That's politics
James TreadwellIn what he obviously hopes is a provocative gesture, Peter Hall (quietly dropping the 'Sir' for the occasion) opens his company's repertory run at the Old Vic with a once-banned play. Harley Granville Barker's Waste fell foul of the Lord Chamberlain, the Times and other guardians of civic morality in 1907 and waited 29 years for its premiere. It was thoroughly rewritten in the interval; Hall has chosen to perform the 1926 text. During the same period, Granville Barker also revised his own surname, adopting a pseudo-aristocratic hyphen which has been excised from this production as thoroughly as the director's knighthood. Hall wants Waste to come across as explosive political satire, scouring the establishment which condemned it. `The play was clearly not popular in Westminster,' he writes in a depressingly smug programme note; `it is unlikely to be popular today.'
It is many times more unlikely that the bastions of privilege will lose sleep over this elegant, intellectual, delicately searching drama. Waste charts the passage of Henry Trebell (an MP who is independent in both his political affiliations and his private views) through country estates and smoke-filled chambers to a position of precarious influence in the Tory circle of the great and good. We have become so accustomed to despising our politicians that this play's Conservatives come across almost as idealists by comparison, despite their Machiavellian chicaneries. Their concern for personal honour and their pursuit of real political goals are quickly sacrificed to pragmatism, but Granville Barker's rarefied style allows them to retain their image of themselves as a superior body, men of ability and intellect. Any authentic note of satire and tragedy is left to the female characters, led by a powerful performance from Felicity Kendal as Amy O'Connell, the married woman whose affair with Trebell precipitates his downfall. For her, confronted with the choice between an illegitimate child or an illegal abortion, pragmatism is an altogether more immediate and serious problem.

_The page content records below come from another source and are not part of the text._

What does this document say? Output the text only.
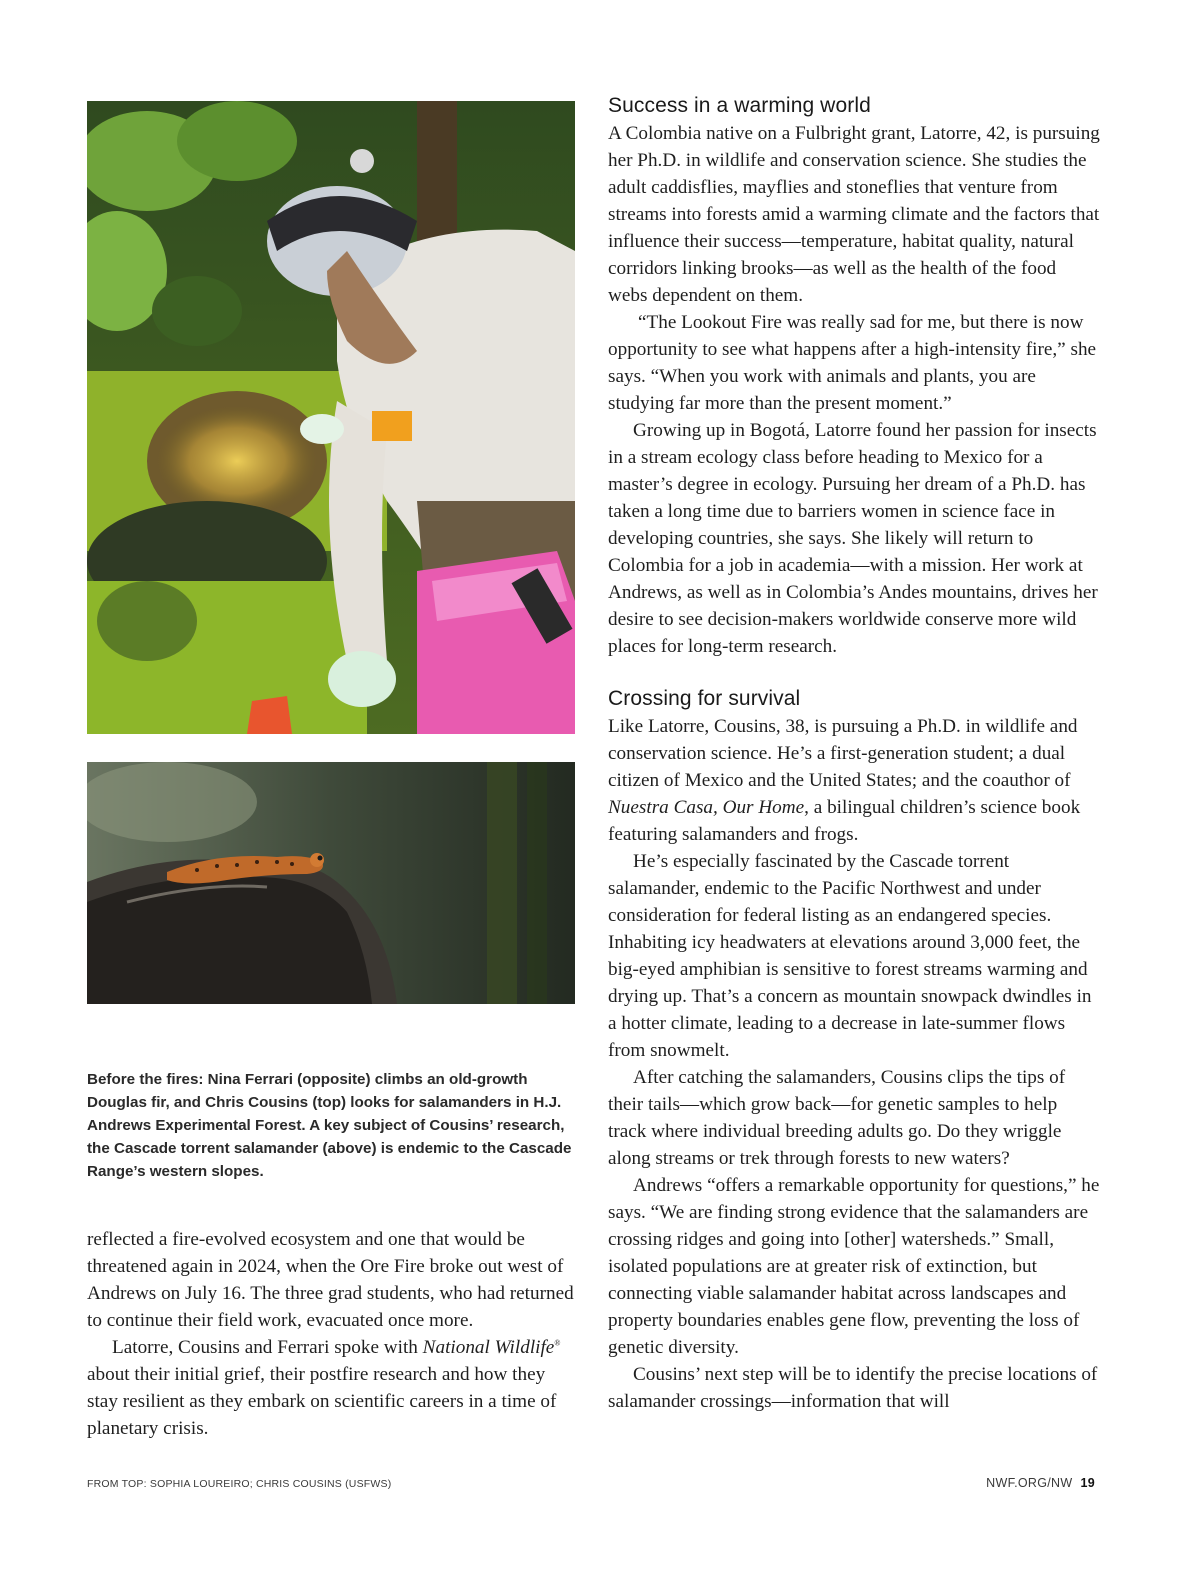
Before the fires: Nina Ferrari (opposite) climbs an old-growth Douglas fir, and Chris Cousins (top) looks for salamanders in H.J. Andrews Experimental Forest. A key subject of Cousins’ research, the Cascade torrent salamander (above) is endemic to the Cascade Range’s western slopes.

reflected a fire-evolved ecosystem and one that would be threatened again in 2024, when the Ore Fire broke out west of Andrews on July 16. The three grad students, who had returned to continue their field work, evacuated once more.

Latorre, Cousins and Ferrari spoke with National Wildlife® about their initial grief, their postfire research and how they stay resilient as they embark on scientific careers in a time of planetary crisis.

Success in a warming world

A Colombia native on a Fulbright grant, Latorre, 42, is pursuing her Ph.D. in wildlife and conservation science. She studies the adult caddisflies, mayflies and stoneflies that venture from streams into forests amid a warming climate and the factors that influence their success—temperature, habitat quality, natural corridors linking brooks—as well as the health of the food webs dependent on them.

“The Lookout Fire was really sad for me, but there is now opportunity to see what happens after a high-intensity fire,” she says. “When you work with animals and plants, you are studying far more than the present moment.”

Growing up in Bogotá, Latorre found her passion for insects in a stream ecology class before heading to Mexico for a master’s degree in ecology. Pursuing her dream of a Ph.D. has taken a long time due to barriers women in science face in developing countries, she says. She likely will return to Colombia for a job in academia—with a mission. Her work at Andrews, as well as in Colombia’s Andes mountains, drives her desire to see decision-makers worldwide conserve more wild places for long-term research.

Crossing for survival

Like Latorre, Cousins, 38, is pursuing a Ph.D. in wildlife and conservation science. He’s a first-generation student; a dual citizen of Mexico and the United States; and the coauthor of Nuestra Casa, Our Home, a bilingual children’s science book featuring salamanders and frogs.

He’s especially fascinated by the Cascade torrent salamander, endemic to the Pacific Northwest and under consideration for federal listing as an endangered species. Inhabiting icy headwaters at elevations around 3,000 feet, the big-eyed amphibian is sensitive to forest streams warming and drying up. That’s a concern as mountain snowpack dwindles in a hotter climate, leading to a decrease in late-summer flows from snowmelt.

After catching the salamanders, Cousins clips the tips of their tails—which grow back—for genetic samples to help track where individual breeding adults go. Do they wriggle along streams or trek through forests to new waters?

Andrews “offers a remarkable opportunity for questions,” he says. “We are finding strong evidence that the salamanders are crossing ridges and going into [other] watersheds.” Small, isolated populations are at greater risk of extinction, but connecting viable salamander habitat across landscapes and property boundaries enables gene flow, preventing the loss of genetic diversity.

Cousins’ next step will be to identify the precise locations of salamander crossings—information that will

FROM TOP: SOPHIA LOUREIRO; CHRIS COUSINS (USFWS)	NWF.ORG/NW 19
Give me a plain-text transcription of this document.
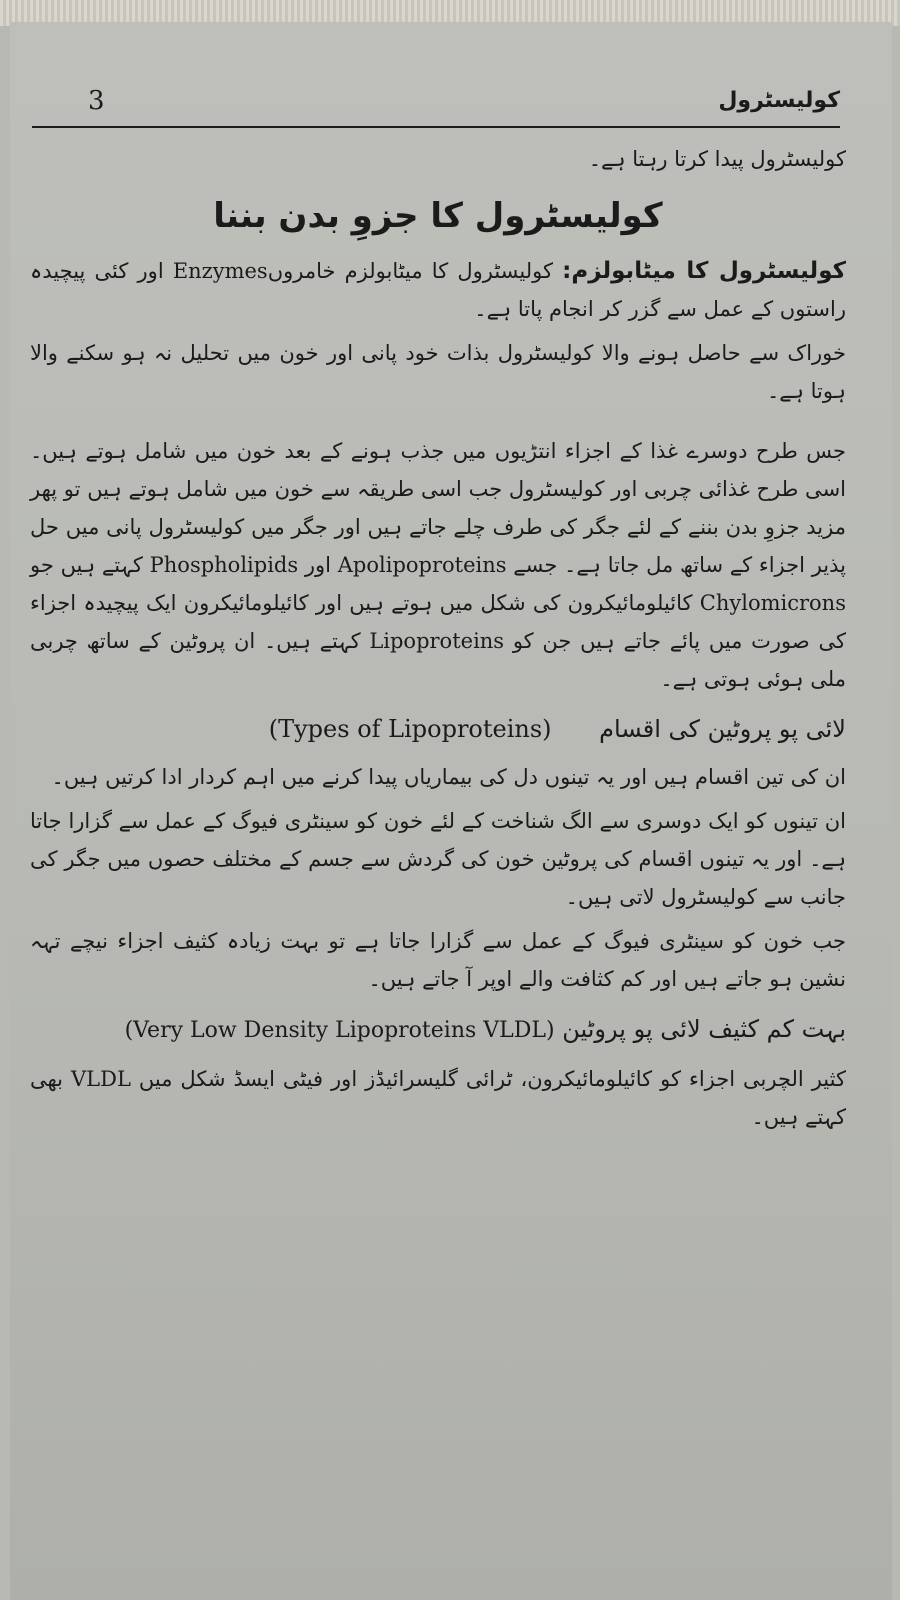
3	کولیسٹرول

کولیسٹرول پیدا کرتا رہتا ہے۔

کولیسٹرول کا جزوِ بدن بننا

کولیسٹرول کا میٹابولزم: کولیسٹرول کا میٹابولزم خامروںEnzymes اور کئی پیچیدہ راستوں کے عمل سے گزر کر انجام پاتا ہے۔

خوراک سے حاصل ہونے والا کولیسٹرول بذات خود پانی اور خون میں تحلیل نہ ہو سکنے والا ہوتا ہے۔

جس طرح دوسرے غذا کے اجزاء انتڑیوں میں جذب ہونے کے بعد خون میں شامل ہوتے ہیں۔ اسی طرح غذائی چربی اور کولیسٹرول جب اسی طریقہ سے خون میں شامل ہوتے ہیں تو پھر مزید جزوِ بدن بننے کے لئے جگر کی طرف چلے جاتے ہیں اور جگر میں کولیسٹرول پانی میں حل پذیر اجزاء کے ساتھ مل جاتا ہے۔ جسے Apolipoproteins اور Phospholipids کہتے ہیں جو Chylomicrons کائیلومائیکرون کی شکل میں ہوتے ہیں اور کائیلومائیکرون ایک پیچیدہ اجزاء کی صورت میں پائے جاتے ہیں جن کو Lipoproteins کہتے ہیں۔ ان پروٹین کے ساتھ چربی ملی ہوئی ہوتی ہے۔

لائی پو پروٹین کی اقسام (Types of Lipoproteins)

ان کی تین اقسام ہیں اور یہ تینوں دل کی بیماریاں پیدا کرنے میں اہم کردار ادا کرتیں ہیں۔

ان تینوں کو ایک دوسری سے الگ شناخت کے لئے خون کو سینٹری فیوگ کے عمل سے گزارا جاتا ہے۔ اور یہ تینوں اقسام کی پروٹین خون کی گردش سے جسم کے مختلف حصوں میں جگر کی جانب سے کولیسٹرول لاتی ہیں۔

جب خون کو سینٹری فیوگ کے عمل سے گزارا جاتا ہے تو بہت زیادہ کثیف اجزاء نیچے تہہ نشین ہو جاتے ہیں اور کم کثافت والے اوپر آ جاتے ہیں۔

بہت کم کثیف لائی پو پروٹین (Very Low Density Lipoproteins VLDL)

کثیر الچربی اجزاء کو کائیلومائیکرون، ٹرائی گلیسرائیڈز اور فیٹی ایسڈ شکل میں VLDL بھی کہتے ہیں۔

Despite Hall's insistence on its power to expose political corruption and expediency, the play is at its best in dealing with subtle inflections of private morality. Granville Barker had a lifelong creative engagement with Shakespeare's work, and its influence pervades Waste, especially in the sense of where personal dilemmas overlap with public life. Ultimately, though, its Edwardian restraint prohibits the troubling, violent collapse of the boundaries between individual and state which Shakespeare dramatises. For all its provocative content abortion, disestablishment, general political murk - Waste shows influential people making their choices with almost philosophical abstraction. Michael Pennington is correspondingly well-suited to the central role, hiding Trebell's rise and fall behind a mask of imperturbable professionalism. This is a well-performed revival of an interesting play; welcome not for its relevance in an election year, nor because it forces a re-examination of the issue of censorship (on which Hall is rightly and admirably passionate), but because this sort of drama no longer exists, except perhaps in Stoppard. These days, the meditations of the political elite are surely far too banal for the stage.
One good way to find out what is being written today is the Donmar's `Four Corners' season, which presents new work from all over the British Isles. Wales is represented this year by Simon Harris's debut Badfinger, and, if forthcoming plays (by David Eldridge and Declan Hughes) prove as effective, the Donmar's initiative will have been well worth while. Badfinger never reduces itself to an essay in Welshness, but it manages nevertheless to endow its slightly predictable material -- urban depression, drugs, homelessness, psychotic moneylenders, all amid dreams of a better world - with an individuality that comes from sharply evoked characters set in a coherently imagined environment. Modern Wales is interpreted as a confused negotiation between a slightly tawdry idealism, represented by Meyrick (an excellent Robert Blythe), and a canny realism, represented by his down-and-out friend Speed (Rhys Ifans). Meyrick owns a junk shop, and the play takes place in its back room. Surrounded by the recovered wreckage of other people's lives, he nurses his grandiose longings; Speed prefers to believe that you're better off playing the system. The other three characters share various degrees of halfwittedness and mania. Out of such intractable material, the human equivalent of his piles of junk, Meyrick hopes to forge his visions; Speed mines them for information and for money.
There are times when Badfinger seems more like a succession of stand-up comic routines than a story. Harris has a Mametlike ear for the energy and eloquence of colloquial idioms, and occasionally indulges in his characters linguistic eccentricities at the expense of dramatic tightness. But the play accumulates tension rapidly, and ends in a poignantly swift shattering of its various desperate illusions. The five-man cast does well; Jason Hughes is particularly noteworthy as Meyrick s inappropriate protege. Badfinger (which closes on Saturday) isn't perhaps the finished article, but when Harris has gone on to greater things you may want to be able to say you were there.